Os pesquisadores identificaram vários padrões distintos de atividade cerebral, alguns dos quais eram semelhantes em tamanho e forma aos observados em mamíferos, enquanto outros eram oscilações lentas e de longa duração que não haviam sido descritas antes.

Os pesquisadores registraram a atividade cerebral de um polvo por 12 horas. Aqui, o polvo está em sono ativo, uma fase em que há rápidas mudanças de cor e textura, bem como rápido movimento de sucção. Crédito: OIST

Aprendizagem e memória

Os pesquisadores ainda não conseguiram vincular esses padrões de atividade cerebral a comportamentos específicos nos vídeos. No entanto, isso não é totalmente surpreendente, explicou a drª Gutnick, pois eles não exigiam que os animais realizassem tarefas específicas de aprendizado.

“Esta é uma área que está associada à aprendizagem e à memória, por isso, para explorar esse circuito, precisamos mesmo fazer tarefas repetitivas de memória com os polvos. Isso é algo que esperamos fazer muito em breve!”

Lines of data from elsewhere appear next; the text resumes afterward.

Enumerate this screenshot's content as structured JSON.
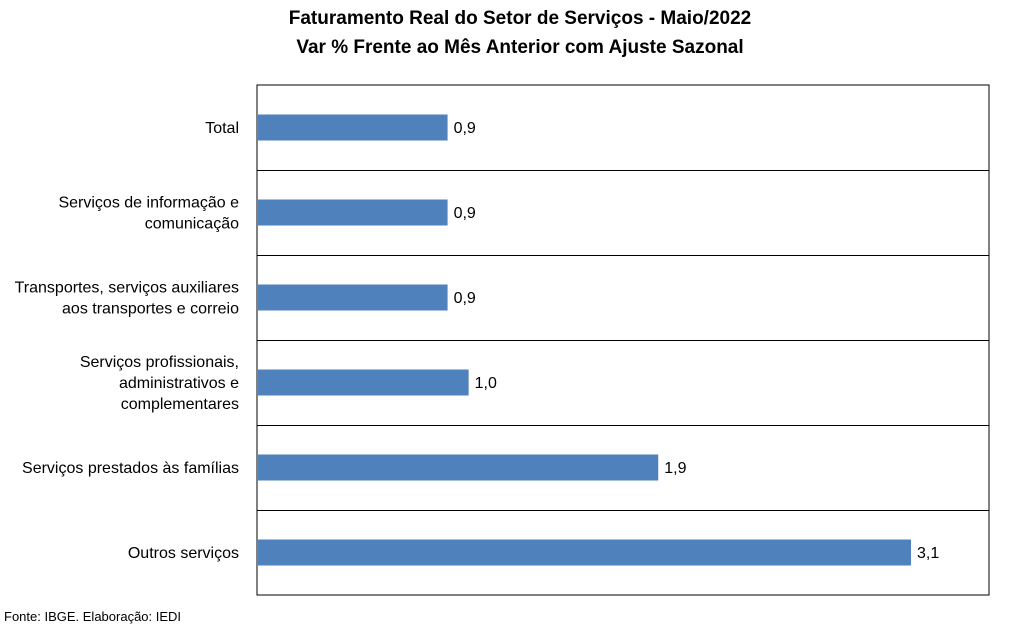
{
  "source": "Fonte: IBGE. Elaboração: IEDI",
  "colors": {
    "bar": "#4f81bd",
    "grid": "#000000"
  },
  "chart_data": {
    "type": "bar",
    "orientation": "horizontal",
    "title": "Faturamento Real do Setor de Serviços - Maio/2022",
    "subtitle": "Var % Frente ao Mês Anterior com Ajuste Sazonal",
    "categories": [
      [
        "Total"
      ],
      [
        "Serviços de informação e",
        "comunicação"
      ],
      [
        "Transportes, serviços auxiliares",
        "aos transportes e correio"
      ],
      [
        "Serviços profissionais,",
        "administrativos e",
        "complementares"
      ],
      [
        "Serviços prestados às famílias"
      ],
      [
        "Outros serviços"
      ]
    ],
    "values": [
      0.9,
      0.9,
      0.9,
      1.0,
      1.9,
      3.1
    ],
    "data_labels": [
      "0,9",
      "0,9",
      "0,9",
      "1,0",
      "1,9",
      "3,1"
    ],
    "xlim": [
      0,
      3.1
    ],
    "grid": "horizontal-category-separators",
    "legend": "none"
  }
}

Os pesquisadores também acreditam que esse método de registrar a atividade cerebral de polvos que se movem livremente pode ser usado em outras espécies de polvos e pode ajudar a resolver questões em muitas outras áreas da cognição dos polvos, incluindo como eles aprendem, socializam e controlam o movimento de seu corpo e braços.

“Este é um estudo realmente fundamental, mas é apenas o primeiro passo”, disse o prof. Michael Kuba, que liderou o projeto na Unidade de Física e Biologia do OIST e agora continua na Universidade de Nápoles Federico II (Itália). “Os polvos são muito inteligentes, mas até agora sabemos bem pouco sobre como seus cérebros funcionam. Essa técnica significa que agora temos a capacidade de examinar o cérebro deles enquanto eles realizam tarefas específicas. Isso é realmente empolgante e poderoso.”